Source: St. Louis Post-Dispatch
Background: The salmonella scare, the FDA’s food inspection program
The salmonella scare began when a substantial number of food poisoning cases were reported in Texas and New Mexico. At first, pinning down which tomatoes and states were affected was difficult. As the outbreak spread to new states, the FDA expanded its salmonella warning to include the entire nation. Fast food restaurants and grocery chains began pulling tomatoes from their menus and shelves.
Source: findingDulcinea
As investigators probed the recent salmonella outbreak, lawmakers said that U.S. health officials at the Food and Drug Administration have not followed through on a promise made last year to make the food supply safer. “To have (the FDA) come up and say they don't know what to do about it or how much money they need or what resources they require is a shame and a disgrace,” Dingell said.
Source: Reuters
BusinessWeek reports that the FDA wants to improve food safety standards, but finding the manpower is difficult: “In recent years the FDA has found itself with more and more to do: nutrition labeling, regulating dietary supplements, ensuring the safety of surging food imports. Yet since 2004 the agency has lost nearly a third of its food safety and field staffers, and many more are expected to retire soon. To check all the food production facilities around the world at the current rate of inspections would take 1,900 years.”
Source: BusinessWeek
Related Topics: Korea’s beef with American meat; homemade cheese and TB
South Korean President Lee Myung-bak recently faced 80,000 angry protesters when he announced plans to resume beef imports to South Korea from the United States. South Korea was the third-largest overseas customer for U.S. beef until it banned imports after a case of mad cow disease in 2003. Lee’s government said that it has asked the United States not to export beef from older cattle, which are considered at greater risk of the disease.
Source: Fox News
A nearly obsolete strain of tuberculosis is cropping up among Hispanic immigrants in Southern California who are consuming unpasteurized dairy products in the form of “bathtub cheese.” Families use milk from cattle in Mexico to make the cheese, where 17 percent of herds are infected with the bacteria.
Source: findingDulcinea
Reference: Food-borne illness information and prevention
The FDA includes a press release for consumers on its Web site, urging them not to eat raw red Roma, plum or round tomatoes unless the tomatoes are from one of the safe sources listed on the site.

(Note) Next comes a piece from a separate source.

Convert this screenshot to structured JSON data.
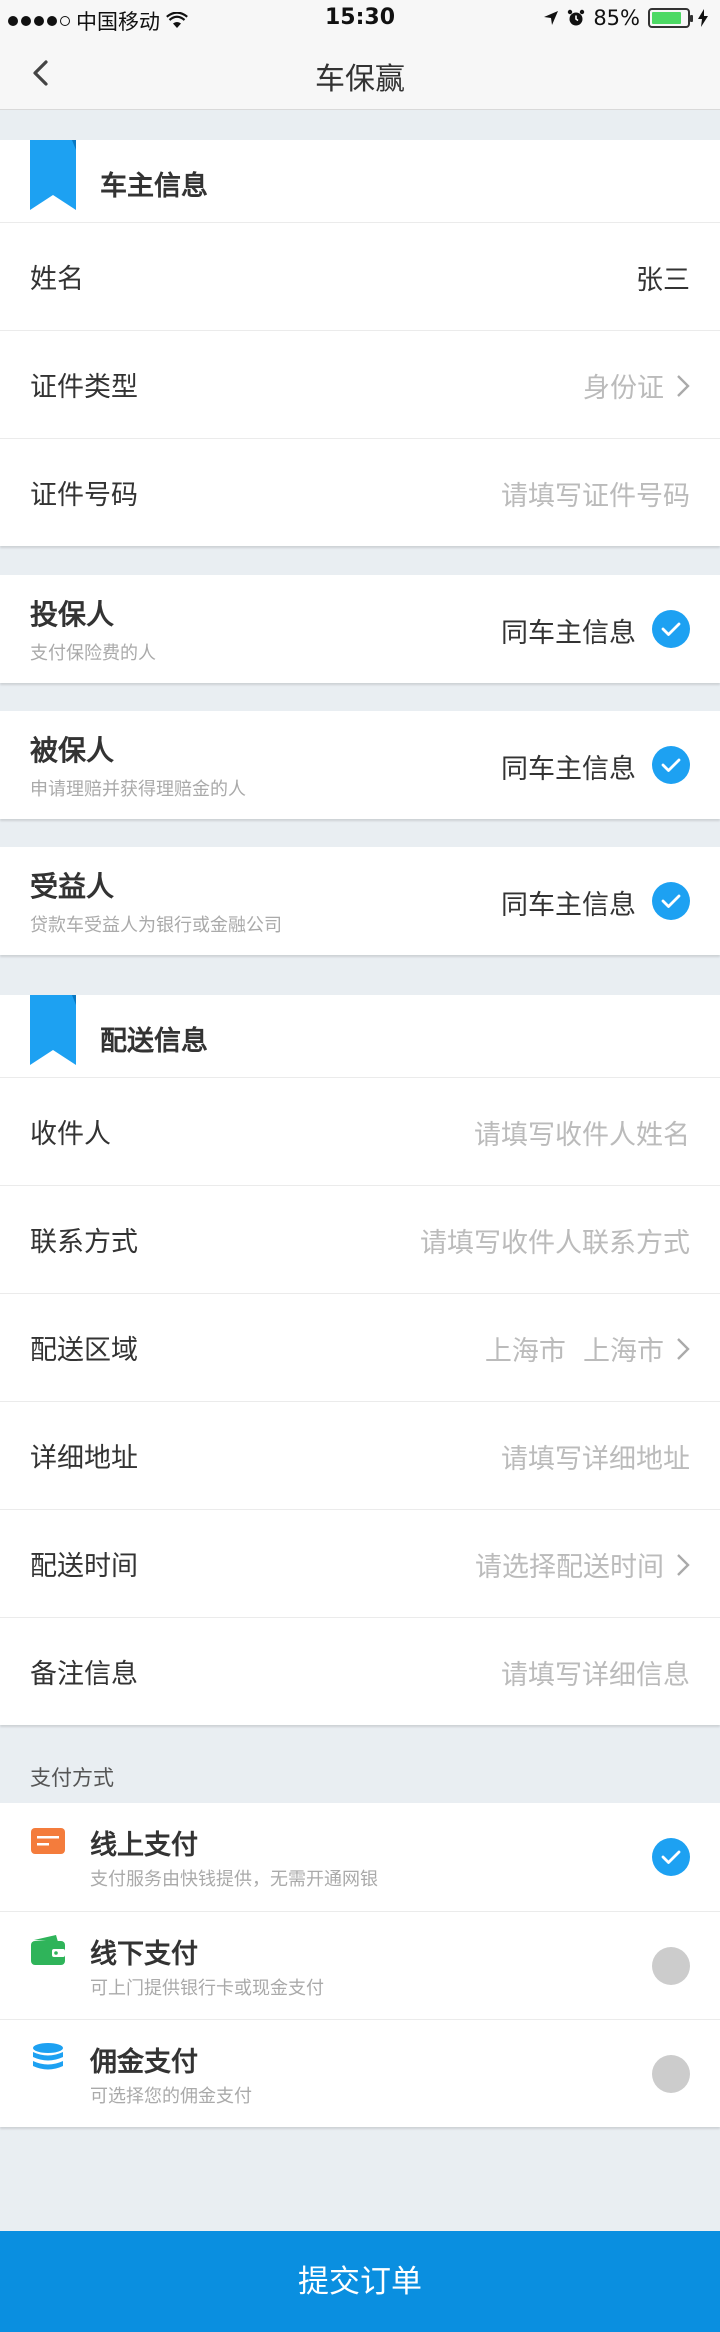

Source: U.S. Food and Drug Administration
The Centers for Disease Control and Prevention provides detailed information on food-borne illness, including specifics on the most common food-borne diseases and which foods are most commonly associated with the diseases.
Source: The Centers for Disease Control and Prevention
The United States Department of Agriculture Food Safety and Inspection Service explains how cross-contamination of foods occurs and how to prevent the problem.